Skip to main content

Data upload

See the API Reference for details and additional options.

Creating an embedding dataset

The following minimal example allows you to interact with your embeddings dataset in Atlas.

from nomic import atlas
import numpy as np

num_embeddings = 10000
embeddings = np.random.rand(num_embeddings, 512)

dataset = atlas.map_data(embeddings=embeddings)
print(dataset)

This dataset will contain 10,000 random embeddings. You can interact with it in Nomic Atlas as organized by the nomic-project-v1 model by navigating to the browser link.

Creating a text dataset

from nomic import atlas
import pandas

news_articles = pandas.read_csv('https://raw.githubusercontent.com/nomic-ai/maps/main/data/ag_news_25k.csv')

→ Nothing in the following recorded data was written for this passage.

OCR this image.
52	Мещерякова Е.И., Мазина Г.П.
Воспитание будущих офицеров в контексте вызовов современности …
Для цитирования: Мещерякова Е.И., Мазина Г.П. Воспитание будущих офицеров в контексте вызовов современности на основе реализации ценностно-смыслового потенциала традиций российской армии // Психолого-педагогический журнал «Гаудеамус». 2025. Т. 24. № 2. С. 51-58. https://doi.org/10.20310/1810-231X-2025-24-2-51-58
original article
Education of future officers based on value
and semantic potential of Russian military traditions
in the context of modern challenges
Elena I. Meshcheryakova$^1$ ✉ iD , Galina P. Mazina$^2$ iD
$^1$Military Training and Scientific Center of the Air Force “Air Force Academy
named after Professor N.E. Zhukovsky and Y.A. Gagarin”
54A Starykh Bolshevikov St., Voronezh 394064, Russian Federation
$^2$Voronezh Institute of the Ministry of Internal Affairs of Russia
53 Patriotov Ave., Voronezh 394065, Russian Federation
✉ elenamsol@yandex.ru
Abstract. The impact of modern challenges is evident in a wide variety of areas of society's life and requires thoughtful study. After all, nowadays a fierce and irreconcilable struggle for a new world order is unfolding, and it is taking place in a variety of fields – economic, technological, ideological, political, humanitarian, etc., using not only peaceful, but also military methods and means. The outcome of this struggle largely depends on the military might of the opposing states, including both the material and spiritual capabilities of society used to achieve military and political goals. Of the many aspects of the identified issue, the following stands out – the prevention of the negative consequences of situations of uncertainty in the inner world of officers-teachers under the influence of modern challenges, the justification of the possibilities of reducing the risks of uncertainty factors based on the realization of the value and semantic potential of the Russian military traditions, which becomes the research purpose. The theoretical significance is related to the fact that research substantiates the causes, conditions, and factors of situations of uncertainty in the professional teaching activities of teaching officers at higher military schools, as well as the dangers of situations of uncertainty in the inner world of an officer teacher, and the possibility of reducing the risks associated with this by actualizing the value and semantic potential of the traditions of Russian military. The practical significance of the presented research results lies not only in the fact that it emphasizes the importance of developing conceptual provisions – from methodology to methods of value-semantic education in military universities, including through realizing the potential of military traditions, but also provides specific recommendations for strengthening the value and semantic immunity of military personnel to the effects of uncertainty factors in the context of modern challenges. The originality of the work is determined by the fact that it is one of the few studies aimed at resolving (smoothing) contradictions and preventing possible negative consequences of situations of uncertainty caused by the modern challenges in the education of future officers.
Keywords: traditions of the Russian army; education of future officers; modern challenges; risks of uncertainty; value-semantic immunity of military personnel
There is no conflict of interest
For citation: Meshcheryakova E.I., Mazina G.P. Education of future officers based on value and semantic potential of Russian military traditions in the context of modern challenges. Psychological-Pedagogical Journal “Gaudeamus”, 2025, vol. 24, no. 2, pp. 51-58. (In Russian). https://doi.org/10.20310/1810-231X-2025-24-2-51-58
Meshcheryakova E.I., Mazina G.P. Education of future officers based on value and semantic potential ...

dataset = atlas.map_data(data=news_articles, indexed_field='text')
print(dataset)

This dataset will contain 25,000 news articles embedded with the default Nomic Embed Text model.

Creating an image dataset

from nomic import atlas
from datasets import load_dataset

dataset = load_dataset('cifar10', split="train")

images = dataset["img"]
data = [{"label": label} for label in dataset["label"]]
dataset = atlas.map_data(blobs=images, data=data)

This dataset will map the CIFAR10 dataset with the default Nomic Embed Vision model.